Different patent universes:
Notional: everything that could be patented
Nominal: technology that’s actually covered by patents
Effective: patents that are actually asserted/licensed
Due to costs, nominal < notional and effective < nominal. But costs imposed on non-patent owners. Perhaps nominal > notional because PTO does a bad job and defers to court.
Technology users: incur costs to research/diligence patents and deal with assertions against them.
Plaintiffs can get economies of scale from enforcement. Surprising that NPEs didn’t arise earlier. Pressures to change cost allocations.
Data-Driven Risk Management Panel
Josh Walker (Lex Machina)
Hypothesis: predictive modeling will transform how finance looks at litigation. Based only on knowing the parties, lawyers, venue, etc., Lex Machina could predict the outcome of a case with 64-85% accuracy.
Mike Mazzeo (Northwestern Business School)
Predicting Patent Infringement Awards: 8 largest damages cases were 47-48% of total damages awarded in 340 cases over 13 years. Top 2 most impactful factors (slide went too fast!):
• case decided in Court of Federal Claims
• Awards decided at jury trials
Colleen Chien (Santa Clara University)
Predicting Patent Litigation. Patents in litigation look different than patents that don’t. Factors more prevalent with litigated patents: transfer, setting change, reexam, maintenance, securitization, forward cites. Lesson: there need to be a sorting mechanism between patents that may be litigated or not.
Mallun Yen (RPX)
RPX looks for patents that may be litigated and buys them up before they’ve been asserted. NPE litigation activity is on the rise: 15% from 2005-10. Expected increase 36% in a year. Total defendants—expected to increase 20% in a year.
Mark Lemley (Stanford Law)
AIA started out to curb litigation abuse, but 9 years later, what resulted does very little towards that. Import of Patent Reform for litigators (see his full article):
* Effectively eliminates patent marking suits
* Tax strategy patents: automatically not novel. Bypass: people will argue they merged a tax strategy with a computer, but that can’t be what Congress meant. So perhaps will this take a bite out of business method claims more generally.
* Effectively eliminates best mode requirement. PTO can reject for lack of best mode, but this is highly unlikely to occur.

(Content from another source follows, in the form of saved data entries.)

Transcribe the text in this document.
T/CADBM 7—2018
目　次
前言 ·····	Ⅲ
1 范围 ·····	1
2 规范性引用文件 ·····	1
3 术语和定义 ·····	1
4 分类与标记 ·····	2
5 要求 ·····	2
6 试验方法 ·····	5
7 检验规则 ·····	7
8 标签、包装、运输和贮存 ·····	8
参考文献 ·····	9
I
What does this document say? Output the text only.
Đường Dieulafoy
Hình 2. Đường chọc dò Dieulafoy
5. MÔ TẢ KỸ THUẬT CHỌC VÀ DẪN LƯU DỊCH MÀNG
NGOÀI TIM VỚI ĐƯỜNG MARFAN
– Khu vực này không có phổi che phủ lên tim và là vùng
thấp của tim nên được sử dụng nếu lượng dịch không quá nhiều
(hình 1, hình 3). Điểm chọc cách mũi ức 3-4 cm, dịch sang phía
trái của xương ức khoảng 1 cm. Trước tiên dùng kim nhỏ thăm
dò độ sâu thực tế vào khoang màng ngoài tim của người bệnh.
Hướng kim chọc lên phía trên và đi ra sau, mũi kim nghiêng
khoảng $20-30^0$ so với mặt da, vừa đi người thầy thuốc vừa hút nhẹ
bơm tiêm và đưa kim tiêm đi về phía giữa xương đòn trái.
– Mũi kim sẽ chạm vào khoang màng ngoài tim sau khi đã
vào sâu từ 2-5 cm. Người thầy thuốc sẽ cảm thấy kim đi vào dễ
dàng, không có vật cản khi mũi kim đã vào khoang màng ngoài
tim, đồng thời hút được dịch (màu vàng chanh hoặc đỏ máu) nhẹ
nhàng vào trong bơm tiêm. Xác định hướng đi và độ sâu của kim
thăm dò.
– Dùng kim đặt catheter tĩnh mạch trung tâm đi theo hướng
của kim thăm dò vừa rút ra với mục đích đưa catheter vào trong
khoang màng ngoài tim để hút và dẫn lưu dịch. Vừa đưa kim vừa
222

* Joinder changes. Parties/courts can’t join multiple defendants or consolidate trials unless the parties have common issues of facts, and violation of the same patent isn’t a common issue of fact. This raises the plaintiffs’ costs. But will courts relate cases together? Only if they’re in the same district, but cases are going to scatter on jurisdictional bases. If the cases aren’t related, then plaintiffs are subject to multiple jeopardy (they have to defend their patent in every case or res judicata will kill the patent for good). Interesting strategic choices for defendants: do I want to go first? If I want, I hope the other defendant wins, in which case I get to free ride. But if first trial isn’t with strongest defendant, I might be disadvantaged by going second. Complicates joint defense agreements—lawyers may be arguing the same case in different jurisdictions, and there may be more conflicts between defendants. [Eric’s note: big-scale products liability lawyers have been dealing with these who-goes-first tactical issues for decades. Patent litigators are going to have to learn a thing or two from them.]
* Exclusive federal court jurisdiction even for counterclaims. Reverses Holmes v. Vornado. Some cases in state courts (over, say, license or malpractice) can be brought into federal court.
* Prior user rights. Current provision never has been used. Now it’s expanded. Interesting Qs about exhaustion and the implications for company M&A. Mark thinks it will apply in a small set of cases.
* Can change inventorship at any time; errors in inventorship not a ground for invalidity or inequitable conduct
* Supplemental examination to fix any inequitable conduct during prosecution.
* Advice of counsel/inducement. Failure to obtain advice of counsel can’t be used as evidence of willful infringement or inducement. Effective date for patents filed after September 2012, so this won’t be relevant for many years.
Many thanks to all for a terrific conference!